Residential property buyers completed the purchase of a preliminary 45,000
new U.S. houses during all of October 2016.
Sales matched the downwardly revised level the prior month and accelerated from a downwardly revised 39,000 a year prior.
Historical data from the Census Bureau and Department of Housing and Urban Development, which jointly released the latest numbers Wednesday, indicate that there were 483,000 new home sales from Jan. 1, 2016, through Oct. 31.
The report indicated that the seasonally adjusted annual rate of new home sales
was 563,000 last month. The rate fell from the downwardly revised 574,000 in September but was stronger than the downwardly revised 478,000 in October 2015.
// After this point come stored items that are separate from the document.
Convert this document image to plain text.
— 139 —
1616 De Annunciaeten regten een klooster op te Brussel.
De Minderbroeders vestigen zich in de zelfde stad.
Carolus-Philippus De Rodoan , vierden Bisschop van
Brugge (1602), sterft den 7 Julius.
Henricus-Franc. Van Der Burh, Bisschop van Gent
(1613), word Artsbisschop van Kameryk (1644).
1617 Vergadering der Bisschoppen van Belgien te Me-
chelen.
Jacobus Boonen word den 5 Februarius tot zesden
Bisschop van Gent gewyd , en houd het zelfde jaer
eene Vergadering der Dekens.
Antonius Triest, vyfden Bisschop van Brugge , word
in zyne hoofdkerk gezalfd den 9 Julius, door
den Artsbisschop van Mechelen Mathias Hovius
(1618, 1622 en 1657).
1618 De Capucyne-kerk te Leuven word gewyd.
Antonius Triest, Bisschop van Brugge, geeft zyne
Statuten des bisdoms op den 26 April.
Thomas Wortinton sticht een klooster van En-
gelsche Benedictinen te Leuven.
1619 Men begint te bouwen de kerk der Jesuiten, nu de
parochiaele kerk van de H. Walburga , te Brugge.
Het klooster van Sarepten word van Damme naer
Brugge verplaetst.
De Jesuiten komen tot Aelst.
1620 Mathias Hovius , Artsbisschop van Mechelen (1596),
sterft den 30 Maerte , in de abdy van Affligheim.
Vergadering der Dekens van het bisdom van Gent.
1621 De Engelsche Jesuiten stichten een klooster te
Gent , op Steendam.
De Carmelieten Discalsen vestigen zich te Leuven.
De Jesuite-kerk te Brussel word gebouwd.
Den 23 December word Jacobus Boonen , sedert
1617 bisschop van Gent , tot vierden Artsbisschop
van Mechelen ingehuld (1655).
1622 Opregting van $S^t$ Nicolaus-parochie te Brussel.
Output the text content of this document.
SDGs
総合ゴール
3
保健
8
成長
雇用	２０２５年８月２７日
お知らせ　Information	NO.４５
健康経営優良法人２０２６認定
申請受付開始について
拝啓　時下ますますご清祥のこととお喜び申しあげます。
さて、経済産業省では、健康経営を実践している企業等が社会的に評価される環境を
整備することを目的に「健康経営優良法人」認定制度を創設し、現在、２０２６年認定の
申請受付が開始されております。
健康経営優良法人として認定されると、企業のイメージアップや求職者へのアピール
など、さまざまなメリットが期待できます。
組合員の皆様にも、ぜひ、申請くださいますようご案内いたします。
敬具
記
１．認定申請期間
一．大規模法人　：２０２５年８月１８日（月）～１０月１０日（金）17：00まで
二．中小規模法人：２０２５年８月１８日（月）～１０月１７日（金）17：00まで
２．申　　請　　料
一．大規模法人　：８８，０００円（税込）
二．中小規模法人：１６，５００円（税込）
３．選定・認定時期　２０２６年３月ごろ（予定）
The drop in new home sales came even as the annual rate of
new home construction soared 26 percent from the previous month to 1.323 million last month.
“Though slightly down from last month, new home sales have been on an upward trend since last year,” National Association of Home Builders Chairman Ed Brady said in an announcement.
A 14 percent month-over-month decline in the Midwest was the worst of any region and put the seasonally adjusted annual rate at 63,000 there during October 2016. Sales fell 9 percent in the Northeast to an annual rate of 30,000, and the South saw the rate fall 3 percent to 322,000.
But new home sales in the West jumped 9 percent to a seasonally adjusted annual rate of 148,000.
The report indicated that a seasonally adjusted 246,000 new U.S. homes
were for sale as of Oct. 31, 2016. The inventory was up 3 percent from a month earlier and 9 percent from a year earlier.
“Builders are adding to inventory based on consistent gains in sales, solid builder confidence and ongoing job and economic growth,” NAHB Chief Economist Robert Dietz stated in the trade group’s news release.
A 5.2-month supply was reported by the Census Bureau as of last month.
The median price of new homes sold in October was $304,500, and the average price was $354,900.